THE ASSOCIATED PRESS
January 16, 2021 at 16:20 JST
A medical worker wearing protective equipment monitors patients after they received the coronavirus vaccine at a vaccination facility in Beijing on Jan. 15. (AP Photo)
BEIJING--China on Saturday finished building a 1,500-room hospital for COVID-19 patients in five days to fight a surge in infections in a city south of Beijing, state media reported.
The hospital is one of six with a total of 6,500 rooms being built in Nangong in Hebei province, the Xinhua News Agency said. All are due to be completed within the next week.
China, which largely contained the spread of the coronavirus, has suffered hundreds of infections this month in Nangong and the Hebei provincial capital of Shijiazhuang, southwest of the Chinese capital.

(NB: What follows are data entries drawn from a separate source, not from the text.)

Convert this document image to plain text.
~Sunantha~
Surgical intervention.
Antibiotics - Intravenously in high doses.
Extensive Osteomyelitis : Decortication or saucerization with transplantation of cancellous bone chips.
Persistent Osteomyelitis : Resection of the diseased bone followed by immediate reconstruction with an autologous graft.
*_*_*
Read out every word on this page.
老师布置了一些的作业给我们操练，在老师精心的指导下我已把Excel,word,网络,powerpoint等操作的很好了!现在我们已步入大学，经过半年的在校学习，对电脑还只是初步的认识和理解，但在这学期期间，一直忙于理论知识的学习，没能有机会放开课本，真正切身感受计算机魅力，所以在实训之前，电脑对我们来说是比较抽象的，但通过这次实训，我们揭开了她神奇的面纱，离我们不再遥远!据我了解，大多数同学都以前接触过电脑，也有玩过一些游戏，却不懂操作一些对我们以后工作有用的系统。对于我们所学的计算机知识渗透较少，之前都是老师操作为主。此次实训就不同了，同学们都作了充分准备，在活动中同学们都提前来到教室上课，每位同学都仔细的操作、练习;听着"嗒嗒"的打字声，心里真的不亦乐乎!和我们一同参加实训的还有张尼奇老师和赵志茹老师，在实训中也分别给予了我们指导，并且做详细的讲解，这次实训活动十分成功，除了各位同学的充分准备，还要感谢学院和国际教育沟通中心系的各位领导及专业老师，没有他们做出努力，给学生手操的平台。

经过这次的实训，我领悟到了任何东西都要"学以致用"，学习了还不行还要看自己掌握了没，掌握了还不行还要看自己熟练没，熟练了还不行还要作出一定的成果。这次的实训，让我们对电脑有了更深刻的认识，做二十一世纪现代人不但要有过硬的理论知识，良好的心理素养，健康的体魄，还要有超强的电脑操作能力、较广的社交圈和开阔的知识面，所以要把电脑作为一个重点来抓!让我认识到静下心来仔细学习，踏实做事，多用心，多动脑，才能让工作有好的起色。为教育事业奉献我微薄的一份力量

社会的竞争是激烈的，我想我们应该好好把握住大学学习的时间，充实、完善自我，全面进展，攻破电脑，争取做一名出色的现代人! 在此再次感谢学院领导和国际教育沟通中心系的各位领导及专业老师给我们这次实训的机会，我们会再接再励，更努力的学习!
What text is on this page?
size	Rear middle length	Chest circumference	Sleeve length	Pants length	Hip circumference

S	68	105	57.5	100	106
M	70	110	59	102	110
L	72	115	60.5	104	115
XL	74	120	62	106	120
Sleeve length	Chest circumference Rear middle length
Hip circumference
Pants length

A similar program of rapid hospital construction was launched by the ruling Communist Party at the start of the outbreak last year to set up isolation hospitals in Wuhan, the central city where the virus was first detected in late 2019.
Nationwide, the National Health Commission reported 130 new confirmed cases — 90 of those in Hebei — in the 24 hours through midnight Friday.
There were 645 cases, two of them acquired abroad, being treated in Nangong and Shijiazhuang, according to Xinhua.
In Shijiazhuang, authorities have finished construction of one-third of the rooms in a planned 3,000-room coronavirus facility, state TV said Saturday.
More than 10 million people in Shijiazhuang underwent virus tests by late Friday, Xinhua said, citing a deputy mayor, Meng Xianghong. It said 247 locally transmitted cases were found.
Meanwhile, researchers sent by the World Health Organization are in Wuhan preparing to investigate the origins of the virus. The team, which arrived Thursday, was under a two-week quarantine but was due to talk with Chinese experts by video link.
The team's arrival was held up for months by diplomatic wrangling that prompted a rare public complaint by the head of the WHO.
That delay, and the secretive ruling party’s orders to scientists not to talk publicly about the disease, have raised questions about whether Beijing might try to prevent discoveries that would hurt its self-proclaimed status as a leader in the anti-virus battle.